The second season of Mad Men contains an episode named "The Benefactor" that featured a brief clip from The Defenders episode of the same name. In the Mad Men episode, the Sterling Cooper advertising agency is trying to secure sponsors for The Defenders episode, which contains a plot involving abortion (originally telecast on April 28, 1962), after the regular sponsors pulled out because they claimed the episode (and subject matter) was too controversial. The episode also offers a fictional backstory for the episode; that it was written for the third season of the series but rejected by the network for the usage of abortion as a plotline. The following season, the writers produced a script that revolved around the theme of cannibalism but the episode was rejected by the director who was assigned to film the episode due to the content. The director's refusal led to the network being forced to film the abortion-centric script, which an executive assigned to find advertisers for the show proclaims was the plan all along.

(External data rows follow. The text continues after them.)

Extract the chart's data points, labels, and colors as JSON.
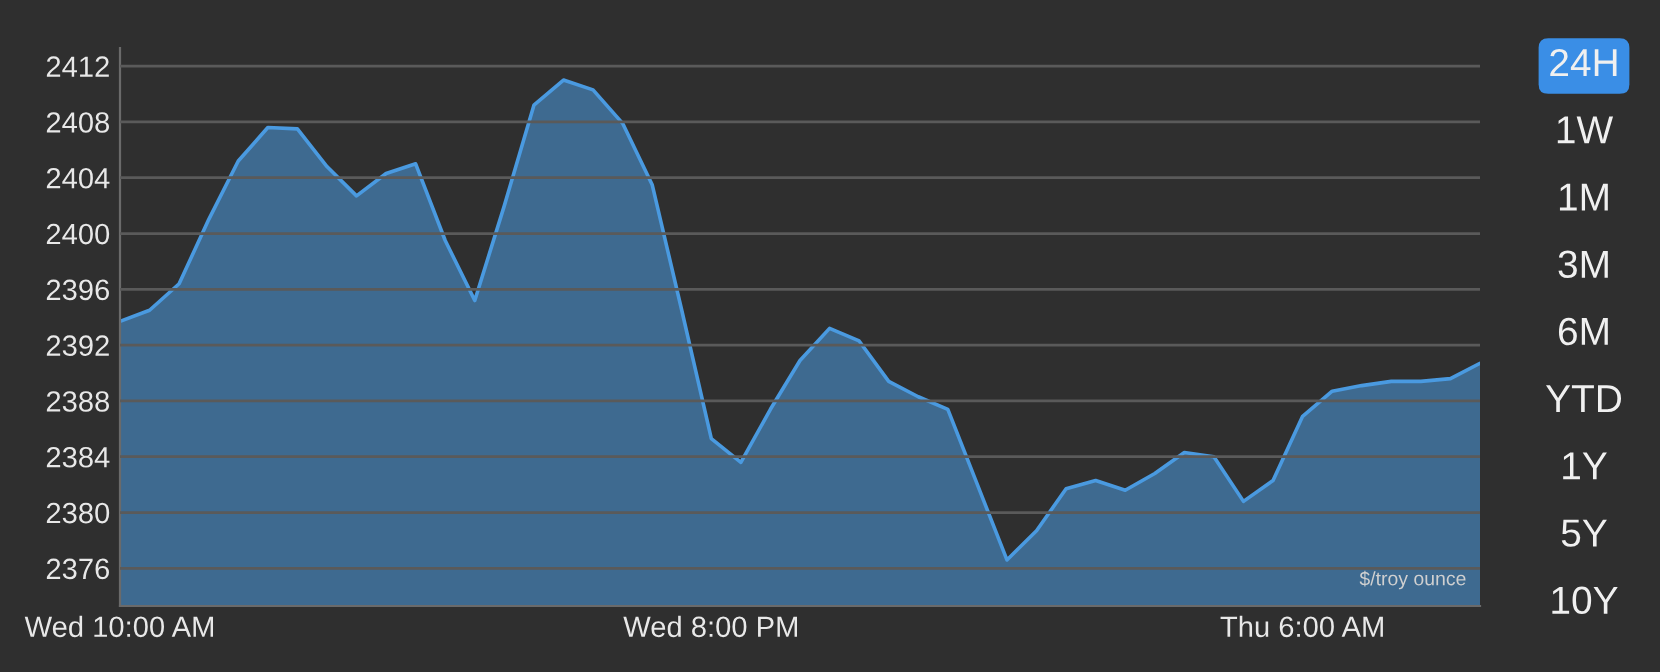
{
  "chart_data": {
    "type": "area",
    "categories": [
      "Wed 10:00 AM",
      null,
      null,
      null,
      null,
      null,
      null,
      null,
      null,
      null,
      null,
      null,
      null,
      null,
      null,
      null,
      null,
      null,
      null,
      null,
      "Wed 8:00 PM",
      null,
      null,
      null,
      null,
      null,
      null,
      null,
      null,
      null,
      null,
      null,
      null,
      null,
      null,
      null,
      null,
      null,
      null,
      null,
      "Thu 6:00 AM",
      null,
      null,
      null,
      null,
      null,
      null
    ],
    "series": [
      {
        "color": "#4a9ae0",
        "values": [
          2393.7,
          2394.5,
          2396.4,
          2401.0,
          2405.2,
          2407.6,
          2407.5,
          2404.8,
          2402.7,
          2404.3,
          2405.0,
          2399.5,
          2395.2,
          2402.0,
          2409.2,
          2411.0,
          2410.3,
          2407.9,
          2403.5,
          2394.5,
          2385.3,
          2383.6,
          2387.4,
          2390.9,
          2393.2,
          2392.3,
          2389.4,
          2388.3,
          2387.4,
          2382.0,
          2376.6,
          2378.7,
          2381.7,
          2382.3,
          2381.6,
          2382.8,
          2384.3,
          2384.0,
          2380.8,
          2382.3,
          2386.9,
          2388.7,
          2389.1,
          2389.4,
          2389.4,
          2389.6,
          2390.7
        ]
      }
    ],
    "ylim": [
      2373.3,
      2413.3
    ],
    "yticks": [
      2376,
      2380,
      2384,
      2388,
      2392,
      2396,
      2400,
      2404,
      2408,
      2412
    ],
    "grid": "y",
    "marker": "none",
    "line_style": "solid",
    "annotations": [
      {
        "text": "$/troy ounce"
      },
      "24H",
      "1W",
      "1M",
      "3M",
      "6M",
      "YTD",
      "1Y",
      "5Y",
      "10Y"
    ]
  }
}
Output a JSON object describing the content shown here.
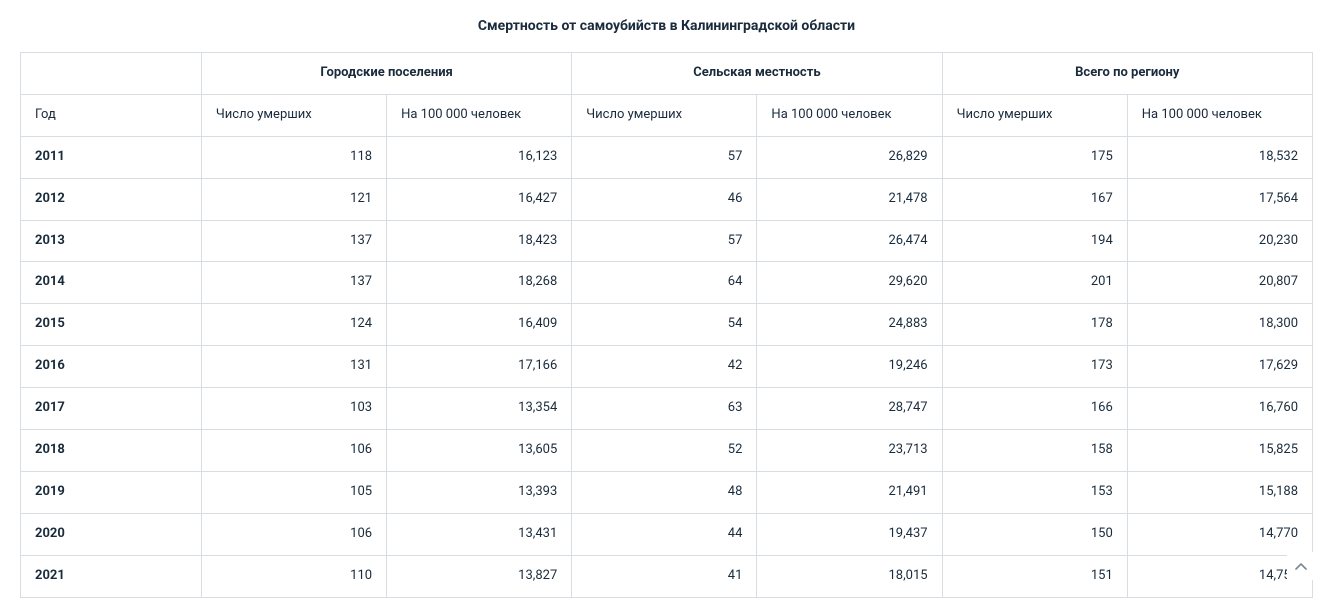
{
  "title": "Смертность от самоубийств в Калининградской области",
  "table": {
    "type": "table",
    "background_color": "#ffffff",
    "border_color": "#d8dde3",
    "text_color": "#1a2b3c",
    "header_fontweight": 700,
    "body_fontsize": 13,
    "groups_blank": "",
    "groups": [
      "Городские поселения",
      "Сельская местность",
      "Всего по региону"
    ],
    "sub_year": "Год",
    "sub_columns": [
      "Число умерших",
      "На 100 000 человек"
    ],
    "column_widths_pct": [
      14,
      14.33,
      14.33,
      14.33,
      14.33,
      14.33,
      14.33
    ],
    "rows": [
      {
        "year": "2011",
        "c": [
          "118",
          "16,123",
          "57",
          "26,829",
          "175",
          "18,532"
        ]
      },
      {
        "year": "2012",
        "c": [
          "121",
          "16,427",
          "46",
          "21,478",
          "167",
          "17,564"
        ]
      },
      {
        "year": "2013",
        "c": [
          "137",
          "18,423",
          "57",
          "26,474",
          "194",
          "20,230"
        ]
      },
      {
        "year": "2014",
        "c": [
          "137",
          "18,268",
          "64",
          "29,620",
          "201",
          "20,807"
        ]
      },
      {
        "year": "2015",
        "c": [
          "124",
          "16,409",
          "54",
          "24,883",
          "178",
          "18,300"
        ]
      },
      {
        "year": "2016",
        "c": [
          "131",
          "17,166",
          "42",
          "19,246",
          "173",
          "17,629"
        ]
      },
      {
        "year": "2017",
        "c": [
          "103",
          "13,354",
          "63",
          "28,747",
          "166",
          "16,760"
        ]
      },
      {
        "year": "2018",
        "c": [
          "106",
          "13,605",
          "52",
          "23,713",
          "158",
          "15,825"
        ]
      },
      {
        "year": "2019",
        "c": [
          "105",
          "13,393",
          "48",
          "21,491",
          "153",
          "15,188"
        ]
      },
      {
        "year": "2020",
        "c": [
          "106",
          "13,431",
          "44",
          "19,437",
          "150",
          "14,770"
        ]
      },
      {
        "year": "2021",
        "c": [
          "110",
          "13,827",
          "41",
          "18,015",
          "151",
          "14,758"
        ]
      }
    ]
  },
  "scroll_top_icon": "chevron-up"
}
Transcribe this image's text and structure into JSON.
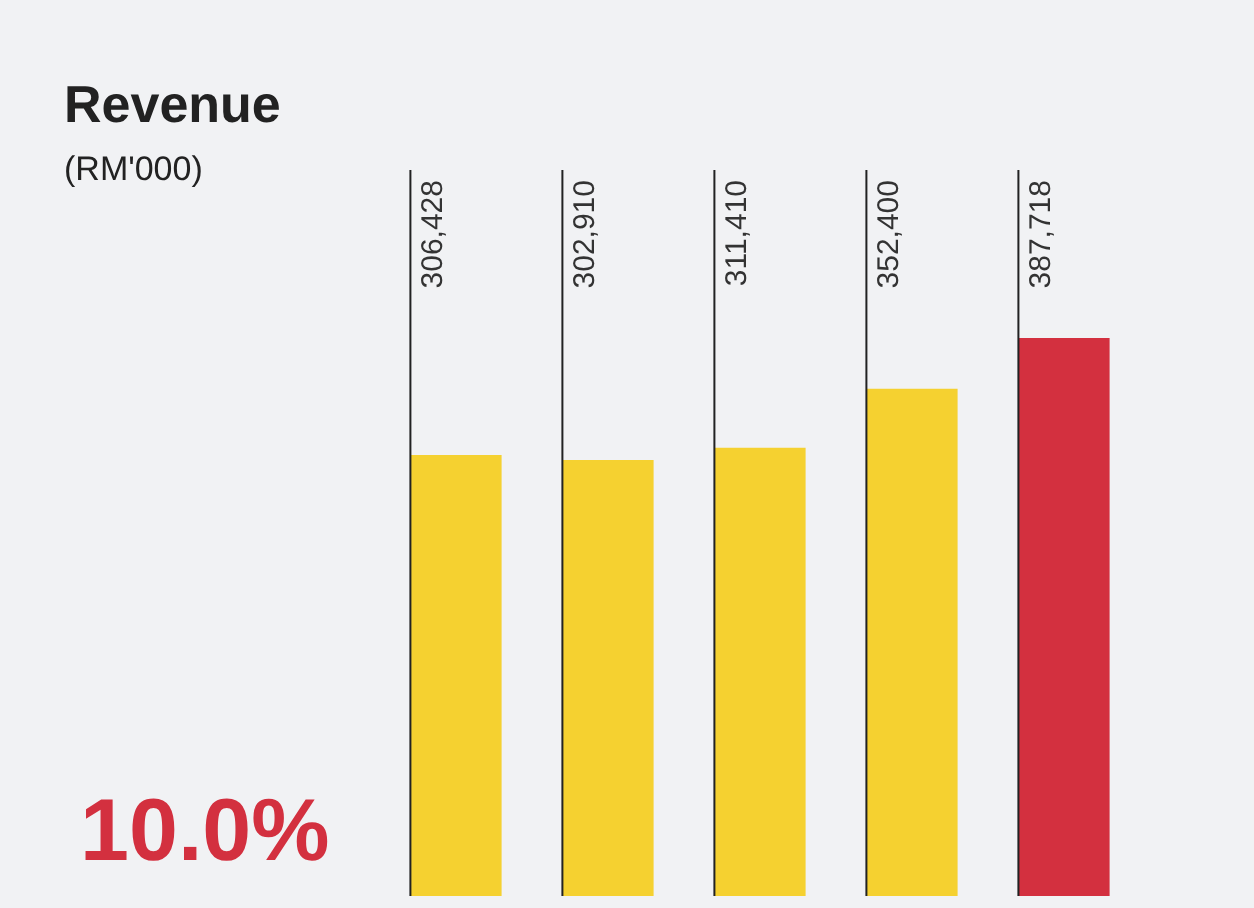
{
  "chart_data": {
    "type": "bar",
    "title": "Revenue",
    "subtitle": "(RM'000)",
    "categories": [
      null,
      null,
      null,
      null,
      null
    ],
    "values": [
      306428,
      302910,
      311410,
      352400,
      387718
    ],
    "colors": [
      "#f5d130",
      "#f5d130",
      "#f5d130",
      "#f5d130",
      "#d3303f"
    ],
    "value_labels": [
      "306,428",
      "302,910",
      "311,410",
      "352,400",
      "387,718"
    ],
    "annotations": [
      "10.0%"
    ]
  }
}
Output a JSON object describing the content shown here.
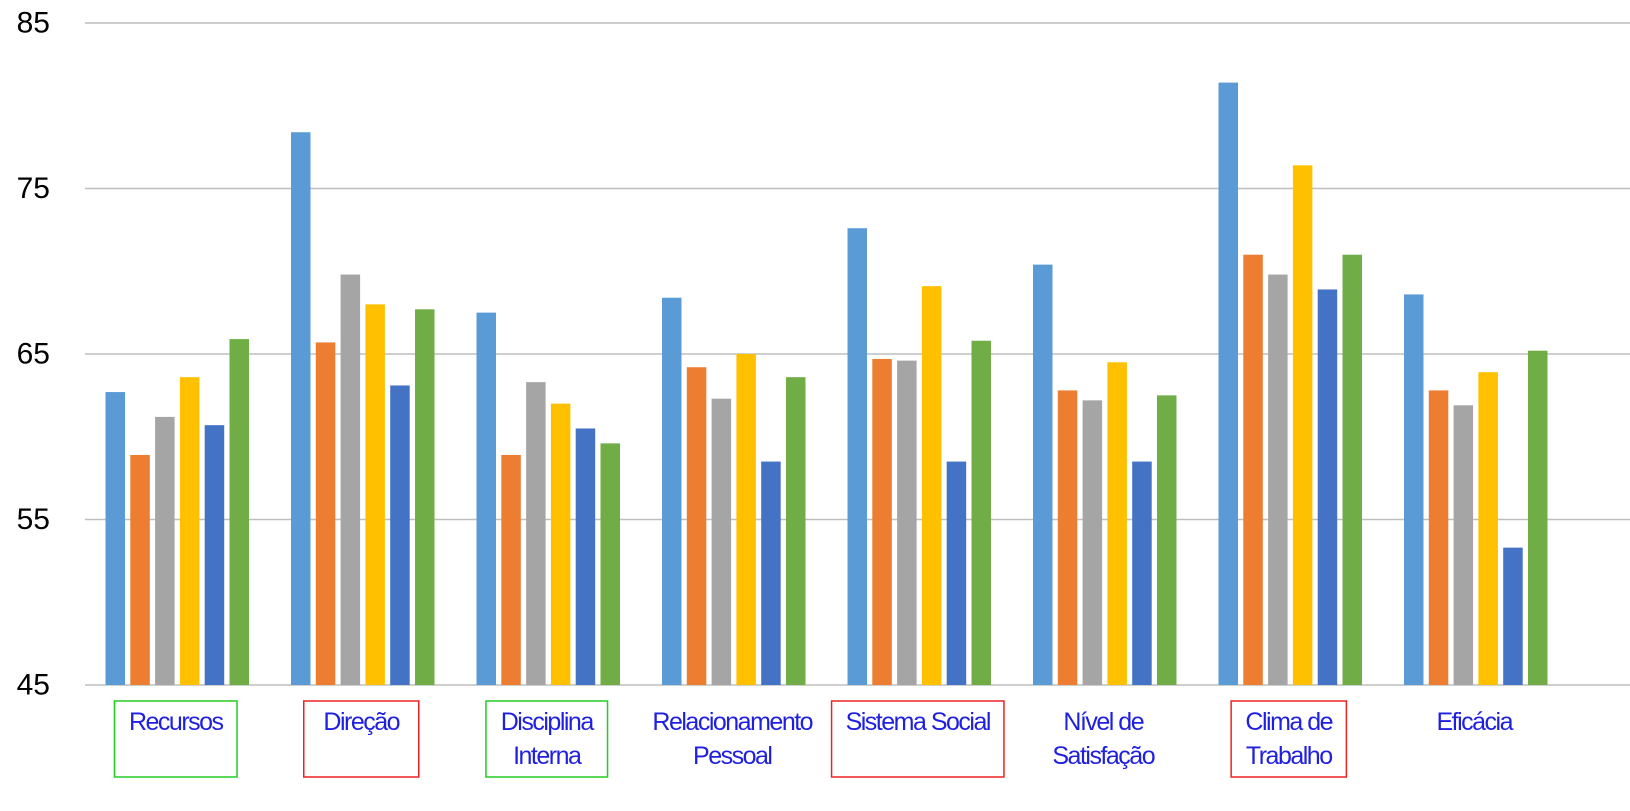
{
  "chart_data": {
    "type": "bar",
    "title": "",
    "xlabel": "",
    "ylabel": "",
    "ylim": [
      45,
      85
    ],
    "yticks": [
      45,
      55,
      65,
      75,
      85
    ],
    "grid": true,
    "legend": "none",
    "categories": [
      {
        "lines": [
          "Recursos"
        ],
        "box": "green"
      },
      {
        "lines": [
          "Direção"
        ],
        "box": "red"
      },
      {
        "lines": [
          "Disciplina",
          "Interna"
        ],
        "box": "green"
      },
      {
        "lines": [
          "Relacionamento",
          "Pessoal"
        ],
        "box": "none"
      },
      {
        "lines": [
          "Sistema Social"
        ],
        "box": "red"
      },
      {
        "lines": [
          "Nível de",
          "Satisfação"
        ],
        "box": "none"
      },
      {
        "lines": [
          "Clima de",
          "Trabalho"
        ],
        "box": "red"
      },
      {
        "lines": [
          "Eficácia"
        ],
        "box": "none"
      }
    ],
    "series": [
      {
        "color": "#5b9bd5",
        "values": [
          62.7,
          78.4,
          67.5,
          68.4,
          72.6,
          70.4,
          81.4,
          68.6
        ]
      },
      {
        "color": "#ed7d31",
        "values": [
          58.9,
          65.7,
          58.9,
          64.2,
          64.7,
          62.8,
          71.0,
          62.8
        ]
      },
      {
        "color": "#a5a5a5",
        "values": [
          61.2,
          69.8,
          63.3,
          62.3,
          64.6,
          62.2,
          69.8,
          61.9
        ]
      },
      {
        "color": "#ffc000",
        "values": [
          63.6,
          68.0,
          62.0,
          65.0,
          69.1,
          64.5,
          76.4,
          63.9
        ]
      },
      {
        "color": "#4472c4",
        "values": [
          60.7,
          63.1,
          60.5,
          58.5,
          58.5,
          58.5,
          68.9,
          53.3
        ]
      },
      {
        "color": "#70ad47",
        "values": [
          65.9,
          67.7,
          59.6,
          63.6,
          65.8,
          62.5,
          71.0,
          65.2
        ]
      }
    ],
    "colors": {
      "gridline": "#bfbfbf",
      "category_text": "#1f1fe0",
      "box_green": "#22cc22",
      "box_red": "#ee2222"
    }
  }
}
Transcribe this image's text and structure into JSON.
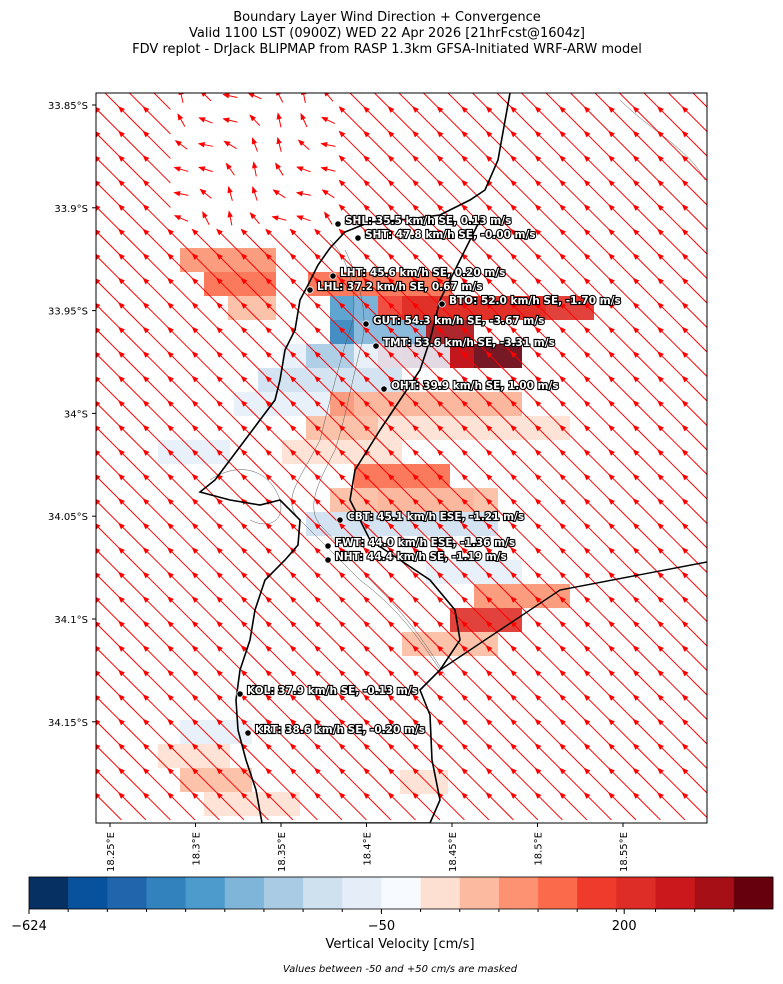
{
  "header": {
    "title_lines": [
      "Boundary Layer Wind Direction + Convergence",
      "Valid 1100 LST (0900Z) WED 22 Apr 2026 [21hrFcst@1604z]",
      "FDV replot - DrJack BLIPMAP from RASP 1.3km GFSA-Initiated WRF-ARW model"
    ]
  },
  "map": {
    "lat_ticks": [
      "33.85°S",
      "33.9°S",
      "33.95°S",
      "34°S",
      "34.05°S",
      "34.1°S",
      "34.15°S"
    ],
    "lon_ticks": [
      "18.25°E",
      "18.3°E",
      "18.35°E",
      "18.4°E",
      "18.45°E",
      "18.5°E",
      "18.55°E"
    ],
    "stations": [
      "SHL: 35.5 km/h SE, 0.13 m/s",
      "SHT: 47.8 km/h SE, -0.00 m/s",
      "LHT: 45.6 km/h SE, 0.20 m/s",
      "LHL: 37.2 km/h SE, 0.67 m/s",
      "BTO: 52.0 km/h SE, -1.70 m/s",
      "GUT: 54.3 km/h SE, -3.67 m/s",
      "TMT: 53.6 km/h SE, -3.31 m/s",
      "OHT: 39.9 km/h SE, 1.00 m/s",
      "CBT: 45.1 km/h ESE, -1.21 m/s",
      "FWT: 44.0 km/h ESE, -1.36 m/s",
      "NHT: 44.4 km/h SE, -1.19 m/s",
      "KOL: 37.9 km/h SE, -0.13 m/s",
      "KRT: 38.6 km/h SE, -0.20 m/s"
    ]
  },
  "colorbar": {
    "label": "Vertical Velocity [cm/s]",
    "tick_labels": [
      "−624",
      "−50",
      "200"
    ],
    "colors": [
      "#053061",
      "#08519c",
      "#2166ac",
      "#3182bd",
      "#4d9bcc",
      "#7fb5d9",
      "#a9cbe4",
      "#cfe0ef",
      "#e5eef8",
      "#f7fbff",
      "#fee0d2",
      "#fcbba1",
      "#fc9272",
      "#fb6a4a",
      "#ef3b2c",
      "#de2d26",
      "#cb181d",
      "#a50f15",
      "#67000d"
    ]
  },
  "footnote": "Values between -50 and +50 cm/s are masked"
}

In his memoir, Randy Barnett, a law professor at Georgetown, credits watching The Defenders as a child as the inspiration for him to enter the legal profession.

The Defenders is also referenced in a season three episode of The Dick Van Dyke Show, "Laura's Little Lie", in which Laura Petrie (Mary Tyler Moore) asks her husband Rob (Dick Van Dyke) to "stop acting like E.G. Marshall," to which Rob responds by asking her to "stop acting like a guilty defendant."